Консультант избранных избранными угостился еще одной понюшкой табака.

— Вы — мы — Англия — мой клиент — великая и древняя нация. У нее великое прошлое. Ее великая мудрость накапливалась веками. Ее социально-культурные исторические реалии — а их легион, тьма! — штучный, ходкий товар. В особенности при нынешнем общественном климате. Шекспир, королева Виктория, индустриальная революция, садоводство и прочее в том же роде. Позвольте слоган — авторское право закрепляю за собой: «Вы движетесь — а мы уже пришли». Это не самоутешение, это сила нашей позиции, наша слава, имидж нашего продукта. Пальма первенства — вновь у нас. Мы продадим наше прошлое другим странам в качестве их будущего!

— Феноменально, — пробормотал сэр Джек. — Феноменально.


— Па-па-па-па, пум, пум, пум, — пропел сэр Джек, когда Вуди, держа под мышкой фуражку, открыл перед ним дверь лимузина, — пум, па-па-па-па, пум-м, пум-м, пум-м. Ну как, Вуди, узнаете?

— Это случайно не будет гениальная Пасторальная, часом, сэр? — в очередной раз прикинулся робким профаном шофер, за что был удостоен начальственного кивка и еще одной порции сведений, известных лишь кругу избранных.

— Пробуждение безмятежных впечатлений по приезде в деревню. Некоторые переводчики пишут «счастливых»; я предпочитаю «безмятежных». Встретимся в «Собаке и барсуке» через два часа.

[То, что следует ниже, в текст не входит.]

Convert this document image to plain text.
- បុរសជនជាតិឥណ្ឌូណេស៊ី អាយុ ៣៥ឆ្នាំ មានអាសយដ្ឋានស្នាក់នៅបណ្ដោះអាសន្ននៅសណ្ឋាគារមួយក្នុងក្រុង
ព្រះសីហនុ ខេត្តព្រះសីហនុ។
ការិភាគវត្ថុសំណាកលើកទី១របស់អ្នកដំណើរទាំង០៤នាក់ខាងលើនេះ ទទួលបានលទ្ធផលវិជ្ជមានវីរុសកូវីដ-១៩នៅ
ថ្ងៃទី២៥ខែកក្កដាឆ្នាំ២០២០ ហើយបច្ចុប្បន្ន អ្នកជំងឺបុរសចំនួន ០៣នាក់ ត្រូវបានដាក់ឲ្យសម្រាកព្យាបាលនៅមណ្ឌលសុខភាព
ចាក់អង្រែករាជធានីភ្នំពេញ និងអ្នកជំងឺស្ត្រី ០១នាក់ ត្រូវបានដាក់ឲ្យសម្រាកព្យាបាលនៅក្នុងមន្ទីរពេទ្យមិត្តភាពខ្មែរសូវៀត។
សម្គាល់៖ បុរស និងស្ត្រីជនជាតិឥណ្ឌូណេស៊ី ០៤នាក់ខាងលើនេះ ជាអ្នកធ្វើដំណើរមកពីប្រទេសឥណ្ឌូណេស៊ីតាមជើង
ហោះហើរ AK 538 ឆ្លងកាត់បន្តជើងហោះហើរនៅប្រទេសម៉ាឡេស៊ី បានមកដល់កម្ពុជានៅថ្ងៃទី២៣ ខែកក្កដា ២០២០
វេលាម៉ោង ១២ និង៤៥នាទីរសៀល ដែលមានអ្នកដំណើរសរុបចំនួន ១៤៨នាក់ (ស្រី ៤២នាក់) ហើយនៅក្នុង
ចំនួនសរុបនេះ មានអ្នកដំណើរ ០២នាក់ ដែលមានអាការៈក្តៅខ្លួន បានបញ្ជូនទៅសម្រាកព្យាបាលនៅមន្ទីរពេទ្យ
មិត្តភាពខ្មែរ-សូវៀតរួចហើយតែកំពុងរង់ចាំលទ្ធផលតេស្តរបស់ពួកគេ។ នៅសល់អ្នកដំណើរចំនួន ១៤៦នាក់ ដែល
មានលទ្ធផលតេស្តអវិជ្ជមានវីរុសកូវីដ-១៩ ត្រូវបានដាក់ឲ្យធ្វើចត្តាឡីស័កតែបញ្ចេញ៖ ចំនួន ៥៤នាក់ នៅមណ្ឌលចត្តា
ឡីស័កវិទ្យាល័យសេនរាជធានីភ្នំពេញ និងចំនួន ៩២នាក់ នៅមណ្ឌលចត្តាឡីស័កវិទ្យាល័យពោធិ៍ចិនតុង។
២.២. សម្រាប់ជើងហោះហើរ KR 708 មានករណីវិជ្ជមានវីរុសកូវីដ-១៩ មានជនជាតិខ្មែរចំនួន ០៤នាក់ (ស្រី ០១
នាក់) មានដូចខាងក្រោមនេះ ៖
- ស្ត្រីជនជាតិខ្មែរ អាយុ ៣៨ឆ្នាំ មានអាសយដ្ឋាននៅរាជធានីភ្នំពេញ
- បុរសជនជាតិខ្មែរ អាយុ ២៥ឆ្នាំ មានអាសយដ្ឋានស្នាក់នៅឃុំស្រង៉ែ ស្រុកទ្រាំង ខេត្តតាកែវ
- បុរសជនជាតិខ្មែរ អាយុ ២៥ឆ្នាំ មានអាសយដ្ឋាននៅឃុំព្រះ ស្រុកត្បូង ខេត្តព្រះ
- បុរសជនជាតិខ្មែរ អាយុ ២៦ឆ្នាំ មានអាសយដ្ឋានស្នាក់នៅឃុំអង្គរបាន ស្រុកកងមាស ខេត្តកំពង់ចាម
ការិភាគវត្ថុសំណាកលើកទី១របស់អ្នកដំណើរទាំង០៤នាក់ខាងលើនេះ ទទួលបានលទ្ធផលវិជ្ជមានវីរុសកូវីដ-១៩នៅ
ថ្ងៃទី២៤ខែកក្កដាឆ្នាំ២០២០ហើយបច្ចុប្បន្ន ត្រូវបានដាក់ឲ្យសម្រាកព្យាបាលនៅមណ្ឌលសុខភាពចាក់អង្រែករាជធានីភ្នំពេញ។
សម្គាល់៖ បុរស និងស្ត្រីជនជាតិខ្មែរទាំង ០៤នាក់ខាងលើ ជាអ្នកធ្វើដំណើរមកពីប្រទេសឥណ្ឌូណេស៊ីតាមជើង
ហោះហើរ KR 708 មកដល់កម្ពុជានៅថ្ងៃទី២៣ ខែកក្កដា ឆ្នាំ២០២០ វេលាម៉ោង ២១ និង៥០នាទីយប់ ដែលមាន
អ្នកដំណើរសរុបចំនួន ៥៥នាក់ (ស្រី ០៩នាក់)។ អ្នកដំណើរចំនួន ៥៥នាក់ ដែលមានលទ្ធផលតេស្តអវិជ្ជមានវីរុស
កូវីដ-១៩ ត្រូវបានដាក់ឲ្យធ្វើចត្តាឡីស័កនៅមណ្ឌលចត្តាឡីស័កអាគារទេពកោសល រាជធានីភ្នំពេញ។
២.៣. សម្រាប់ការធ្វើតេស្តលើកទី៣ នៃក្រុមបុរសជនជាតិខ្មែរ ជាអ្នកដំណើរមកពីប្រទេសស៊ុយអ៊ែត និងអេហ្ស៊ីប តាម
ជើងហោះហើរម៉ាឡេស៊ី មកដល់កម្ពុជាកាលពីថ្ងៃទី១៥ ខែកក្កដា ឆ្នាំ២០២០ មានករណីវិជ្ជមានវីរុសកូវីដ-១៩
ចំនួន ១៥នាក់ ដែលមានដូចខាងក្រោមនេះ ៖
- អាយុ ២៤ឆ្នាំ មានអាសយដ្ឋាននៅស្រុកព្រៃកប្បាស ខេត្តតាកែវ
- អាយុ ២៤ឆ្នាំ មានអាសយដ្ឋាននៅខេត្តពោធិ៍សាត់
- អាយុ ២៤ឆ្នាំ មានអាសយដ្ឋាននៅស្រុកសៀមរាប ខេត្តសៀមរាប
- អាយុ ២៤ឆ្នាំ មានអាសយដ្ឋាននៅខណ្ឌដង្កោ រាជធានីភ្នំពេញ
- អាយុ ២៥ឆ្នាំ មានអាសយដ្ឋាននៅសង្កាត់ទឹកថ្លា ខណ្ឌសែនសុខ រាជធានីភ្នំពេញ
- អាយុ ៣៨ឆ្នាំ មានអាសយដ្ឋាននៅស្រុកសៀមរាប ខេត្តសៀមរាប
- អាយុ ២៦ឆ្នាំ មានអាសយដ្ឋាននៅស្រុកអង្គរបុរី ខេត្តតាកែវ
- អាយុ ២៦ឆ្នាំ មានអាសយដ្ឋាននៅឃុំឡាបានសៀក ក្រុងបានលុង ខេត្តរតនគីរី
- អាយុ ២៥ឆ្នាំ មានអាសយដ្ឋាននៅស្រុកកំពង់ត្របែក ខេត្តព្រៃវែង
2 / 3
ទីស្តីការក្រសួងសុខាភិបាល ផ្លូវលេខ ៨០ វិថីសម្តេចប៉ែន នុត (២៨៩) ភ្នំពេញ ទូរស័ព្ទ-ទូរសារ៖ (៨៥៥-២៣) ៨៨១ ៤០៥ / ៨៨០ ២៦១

Вуди тронулся с места и медленно поехал к вышеупомянутой достопримечательности, в другой конец долины, чтобы заплатить хозяину паба, дабы тот поднес начальнику стопку за счет заведения. Сэр Джек поддернул язычки своих туристских ботинок, переложил из одной руки в другую трость тернового дерева и, распрямившись, неспешно, с расстановкой пустил газы: на слух казалось, будто продувают радиатор. Удовлетворенный, он постучал палкой по каменной ограде, расчерченной безупречно ровными — хоть в скрэблл играй — клеточками, и зашагал куда глаза глядят, окруженный со всех сторон осенней природой. Сэр Джек любил возносить хвалы простым радостям жизни — и делал это ежегодно в качестве Почетного президента Ассоциации пеших странников, — но ему было известно, что в наше время простота из радостей испарилась. Молочница и ее ухажер-пастух больше не бегают вокруг майского древа, предвкушая лакомый кусок холодного пирога с бараниной. Индустриализация и свободный рынок давным-давно сдали их в утиль. Еда превратилась в сложный процесс, и аутентичное воссоздание питания исторической молочницы сопряжено с огромными трудностями. Пить в наши времена тоже непросто. Секс? Чтобы отнести его к простым радостям, надо быть распоследним идиотом. А как размять тело? Танцы у майского древа сменились занятиями на тренажерах. Искусство? Переродилось в шоу-бизнес.